Why else would Jesus need to come from heaven to become a human and offer his life for ours?
Yes, the devil and Adam and his wife were all tempted, but in different ways. Without free will, there could be no temptation.The Bible clearly teaches that Christ was tempted just as other men are tempted, He "was in all points tempted like as we are." Such temptation must necessarily include the possibility of sinning; but Christ was without sin.
The devil‘s temptation came from with within himself, following the chain reaction of the steps leading to sin that James speaks about…
James 1:13-15…
”When under trial, let no one say: “I am being tried by God.” For with evil things God cannot be tried, nor does he himself try anyone. 14 But each one is tried by being drawn out and enticed by his own desire. 15 Then the desire, when it has become fertile, gives birth to sin; in turn sin, when it has been carried out, brings forth death.”
This is free will….the ability to choose our actions from within ourselves….for good or bad. We must weigh the outcome before we take the action….this is what being made in God’s image means….our intellect allows us alone, of all God’s creatures, to imagine the future outcome of our actions. We have a concept of past, present and future, something no other earthly creatures have. All others operate by instinct….a programmed response to the events of the here and now.
Jesus was born without sin because he was not from this world. (John 6:62; John 8:23)There is no Bible support for the teaching that the mother of Christ, by an immaculate conception, was cut off from the sinful inheritance of the race, and therefore her divine Son, Christ was incapable of sinning. He came as man was at that time and overcame as see "yet without sin." So He could save us, it was never a charade...
Jesus’ faithful course proved that the three rebels at the beginning could have refrained from sin as well….
There was no sin nature to interfere with their choices either.

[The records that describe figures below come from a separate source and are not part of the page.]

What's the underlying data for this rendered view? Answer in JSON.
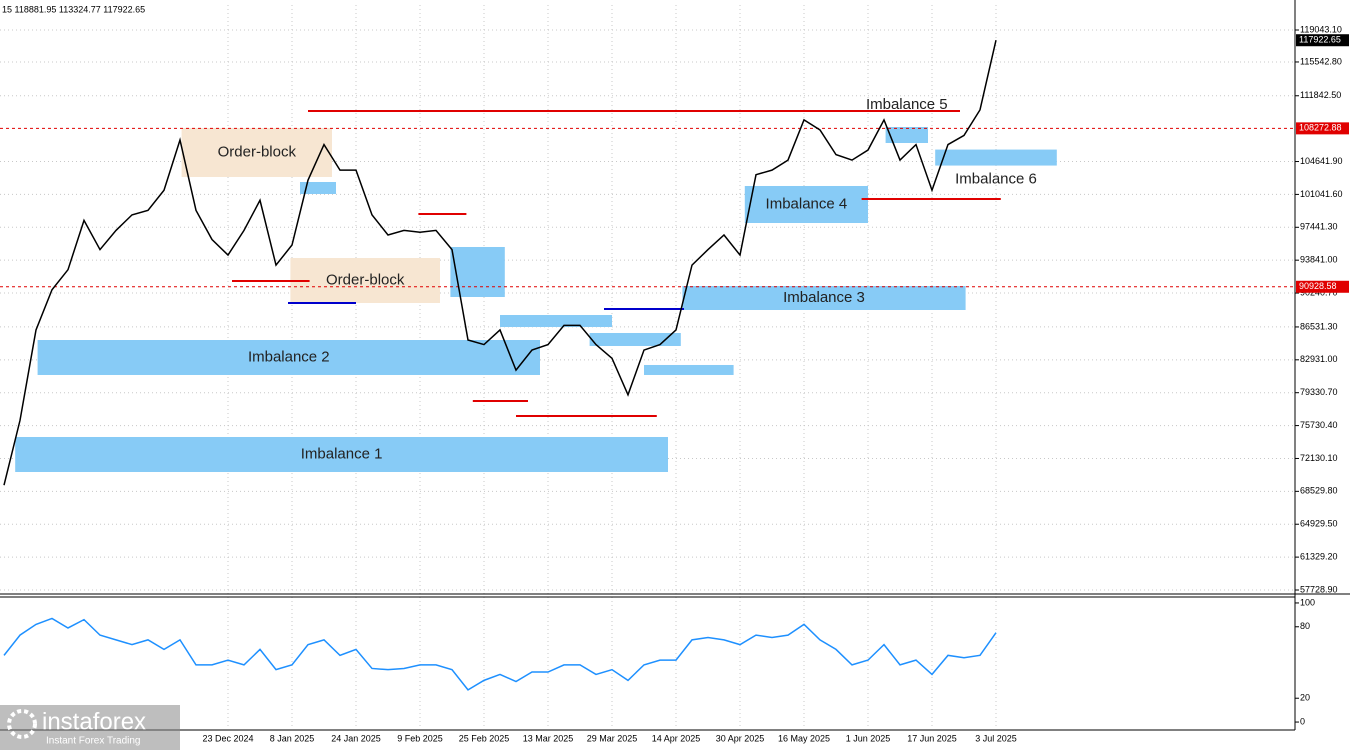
{
  "chart_data": [
    {
      "type": "line",
      "title": "15 118881.95 113324.77 117922.65",
      "categories": [
        null,
        null,
        null,
        null,
        null,
        null,
        null,
        null,
        null,
        null,
        null,
        null,
        null,
        null,
        "23 Dec 2024",
        null,
        null,
        null,
        "8 Jan 2025",
        null,
        null,
        null,
        "24 Jan 2025",
        null,
        null,
        null,
        "9 Feb 2025",
        null,
        null,
        null,
        "25 Feb 2025",
        null,
        null,
        null,
        "13 Mar 2025",
        null,
        null,
        null,
        "29 Mar 2025",
        null,
        null,
        null,
        "14 Apr 2025",
        null,
        null,
        null,
        "30 Apr 2025",
        null,
        null,
        null,
        "16 May 2025",
        null,
        null,
        null,
        "1 Jun 2025",
        null,
        null,
        null,
        "17 Jun 2025",
        null,
        null,
        null,
        "3 Jul 2025"
      ],
      "values": [
        69200,
        76300,
        86200,
        90600,
        92800,
        98200,
        95000,
        97100,
        98800,
        99300,
        101500,
        107000,
        99300,
        96100,
        94400,
        97100,
        100400,
        93300,
        95500,
        102600,
        106500,
        103700,
        103700,
        98800,
        96600,
        97100,
        96900,
        97100,
        95000,
        85100,
        84600,
        86200,
        81800,
        84000,
        84600,
        86700,
        86700,
        84600,
        83100,
        79100,
        84000,
        84600,
        86200,
        93300,
        95000,
        96600,
        94400,
        103200,
        103700,
        104800,
        109200,
        108100,
        105400,
        104800,
        105900,
        109200,
        104800,
        106500,
        101500,
        106500,
        107500,
        110300,
        117922.65
      ],
      "color": "#000000",
      "ylim": [
        57400,
        121780
      ],
      "yticks": [
        {
          "value": 119043.1,
          "label": "119043.10"
        },
        {
          "value": 115542.8,
          "label": "115542.80"
        },
        {
          "value": 111842.5,
          "label": "111842.50"
        },
        {
          "value": 104641.9,
          "label": "104641.90"
        },
        {
          "value": 101041.6,
          "label": "101041.60"
        },
        {
          "value": 97441.3,
          "label": "97441.30"
        },
        {
          "value": 93841,
          "label": "93841.00"
        },
        {
          "value": 90240.7,
          "label": "90240.70"
        },
        {
          "value": 86531.3,
          "label": "86531.30"
        },
        {
          "value": 82931,
          "label": "82931.00"
        },
        {
          "value": 79330.7,
          "label": "79330.70"
        },
        {
          "value": 75730.4,
          "label": "75730.40"
        },
        {
          "value": 72130.1,
          "label": "72130.10"
        },
        {
          "value": 68529.8,
          "label": "68529.80"
        },
        {
          "value": 64929.5,
          "label": "64929.50"
        },
        {
          "value": 61329.2,
          "label": "61329.20"
        },
        {
          "value": 57728.9,
          "label": "57728.90"
        }
      ],
      "grid": true,
      "zones": [
        {
          "label": "Imbalance 1",
          "start": 0.7,
          "end": 41.5,
          "low": 70648,
          "high": 74481,
          "color": "#87cbf6",
          "label_side": "center"
        },
        {
          "label": "Imbalance 2",
          "start": 2.1,
          "end": 33.5,
          "low": 81270,
          "high": 85101,
          "color": "#87cbf6",
          "label_side": "center"
        },
        {
          "label": "Imbalance 3",
          "start": 42.4,
          "end": 60.1,
          "low": 88386,
          "high": 91013,
          "color": "#87cbf6",
          "label_side": "center"
        },
        {
          "label": "Imbalance 4",
          "start": 46.3,
          "end": 54,
          "low": 97911,
          "high": 101963,
          "color": "#87cbf6",
          "label_side": "center"
        },
        {
          "label": "Imbalance 5",
          "start": 55.1,
          "end": 57.75,
          "low": 106671,
          "high": 108423,
          "color": "#87cbf6",
          "label_side": "above"
        },
        {
          "label": "Imbalance 6",
          "start": 58.2,
          "end": 65.8,
          "low": 104200,
          "high": 105950,
          "color": "#87cbf6",
          "label_side": "below"
        },
        {
          "label": "Order-block",
          "start": 11.1,
          "end": 20.5,
          "low": 102948,
          "high": 108313,
          "color": "#f7e6d2",
          "label_side": "center"
        },
        {
          "label": "Order-block",
          "start": 17.9,
          "end": 27.25,
          "low": 89152,
          "high": 94080,
          "color": "#f7e6d2",
          "label_side": "center"
        },
        {
          "start": 18.5,
          "end": 20.75,
          "low": 101087,
          "high": 102400,
          "color": "#87cbf6"
        },
        {
          "start": 27.9,
          "end": 31.3,
          "low": 89809,
          "high": 95284,
          "color": "#87cbf6"
        },
        {
          "start": 31,
          "end": 38,
          "low": 86524,
          "high": 87838,
          "color": "#87cbf6"
        },
        {
          "start": 36.6,
          "end": 42.3,
          "low": 84445,
          "high": 85868,
          "color": "#87cbf6"
        },
        {
          "start": 40,
          "end": 45.6,
          "low": 81270,
          "high": 82365,
          "color": "#87cbf6"
        }
      ],
      "levels": [
        {
          "value": 110174,
          "start": 19,
          "end": 59.75,
          "color": "#e00000"
        },
        {
          "value": 98898,
          "start": 25.9,
          "end": 28.9,
          "color": "#e00000"
        },
        {
          "value": 78422,
          "start": 29.3,
          "end": 32.75,
          "color": "#e00000"
        },
        {
          "value": 76780,
          "start": 32,
          "end": 40.8,
          "color": "#e00000"
        },
        {
          "value": 100539,
          "start": 53.6,
          "end": 62.3,
          "color": "#e00000"
        },
        {
          "value": 91561,
          "start": 14.25,
          "end": 19.1,
          "color": "#e00000"
        },
        {
          "value": 89152,
          "start": 17.75,
          "end": 22,
          "color": "#0000cc"
        },
        {
          "value": 88495,
          "start": 37.5,
          "end": 42.5,
          "color": "#0000cc"
        }
      ],
      "dashed_levels": [
        {
          "value": 108272.88,
          "color": "#e00000"
        },
        {
          "value": 90928.58,
          "color": "#e00000"
        }
      ],
      "last_price": 117922.65
    },
    {
      "type": "line",
      "values": [
        56,
        73,
        82,
        87,
        79,
        86,
        73,
        69,
        65,
        69,
        61,
        69,
        48,
        48,
        52,
        48,
        61,
        44,
        48,
        65,
        69,
        56,
        61,
        45,
        44,
        45,
        48,
        48,
        44,
        27,
        35,
        40,
        34,
        42,
        42,
        48,
        48,
        40,
        44,
        35,
        48,
        52,
        52,
        69,
        71,
        69,
        65,
        73,
        71,
        73,
        82,
        69,
        61,
        48,
        52,
        65,
        48,
        52,
        40,
        56,
        54,
        56,
        75
      ],
      "color": "#1e90ff",
      "ylim": [
        -5,
        105
      ],
      "yticks": [
        100,
        80,
        20,
        0
      ]
    }
  ],
  "watermark": {
    "brand": "instaforex",
    "tagline": "Instant Forex Trading"
  }
}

The devil made a conscious decision to act in direct disobedience to his Creator. He wanted worship and these new creatures could give it to him….but first he had to separate them from their God in order to replace him. He then became “the god of this world”. (2 Cor 4:4) Yahweh would allow them all to see first hand, what their disobedience would lead to. They couldn’t be told…they had to be shown.
Tempting the woman, the devil lied to her about the penalty if she ate the fruit, by simply stating “you surely will not die”….in her ignorance she was deceived, because it sounded like benefits would come from eating the fruit……but Adam wasn’t deceived. (1 Tim 2:14) He ate the fruit for a totally different reason….he had waited a long time for a mate of his own, and now he was forced to choose between obedience to his God and losing her, or disobeying his God and joining her, thereby sentencing themselves, and all their future children to death.
The fate of the entire human race rested with Adam, not the woman. (Rom 5:12) If Adam had made a different decision, he could have changed the whole course of human history.